Dominant in the Australian season-opener two weeks ago, Mercedes have found themselves on the back foot at Sakhir against a team who have recovered their impressive pace from pre-season testing.
In Melbourne, Mercedes locked out the front row and finished first and second but third and fourth on the grid was the best Hamilton and Australian winner Valtteri Bottas could manage on Saturday.
The pair never really looked in contention, with Ferrari fastest in every practice session and sweeping the front row in qualifying, and Charles Leclerc was 0.3 seconds quicker than five-times world champion Hamilton.
The Briton said Sunday was looking interesting.
“We’re going to give them a good fight, that’s for sure,” he told reporters. “They’ve showed incredible pace but it doesn’t mean they can’t be beat.
“We’re going work on it, keep our heads down and see what happens.”
Team boss Toto Wolff said the outcome of qualifying was to be expected after the practice times.
“It is a bit of a disappointment because it’s a gap and we need to analyse where that comes from,” added the Austrian, whose team have won both championships for the past five seasons.
In truth, Mercedes had always expected Ferrari to bounce back in Bahrain.
The Italian outfit had started the season as the team to beat after setting the timing screens alight in winter testing and their form at Albert Park, regarded as an outlier, was seen as a one-off.

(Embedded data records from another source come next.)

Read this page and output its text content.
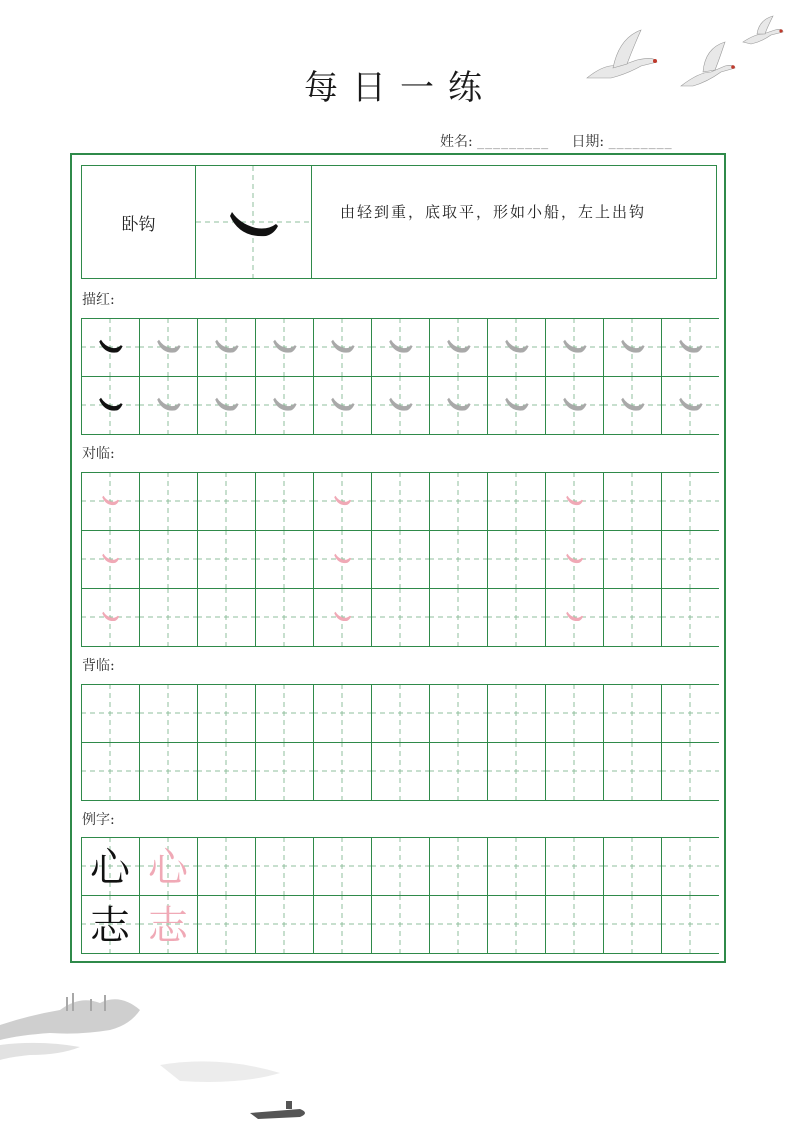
每日一练
姓名: _________ 日期: ________
卧钩
由轻到重，底取平，形如小船，左上出钩
描红:
对临:
背临:
例字:
心 心
志 志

Bahrain’s more traditional 5.4km long layout has always been much more to Ferrari’s taste — maybe even flattering their car.
“It’s too far now,” said Wolff about the turnaround. “We expected to fight. In Melbourne it swung very much into our advantage. It came the other way around here in Bahrain.”
Ferrari’s advantage lay mainly in their speed down the circuit’s long straights, Wolff said, with the Austrian estimating his team’s cars were losing up to half a second to their red rivals there.
The two teams should be more evenly matched for race pace and are likely to be waging something of a private battle on Sunday.
Bahrain has never been won, in 14 previous editions, by any driver starting outside the top four on the grid — which could still put Hamilton and Bottas in the fight for victory.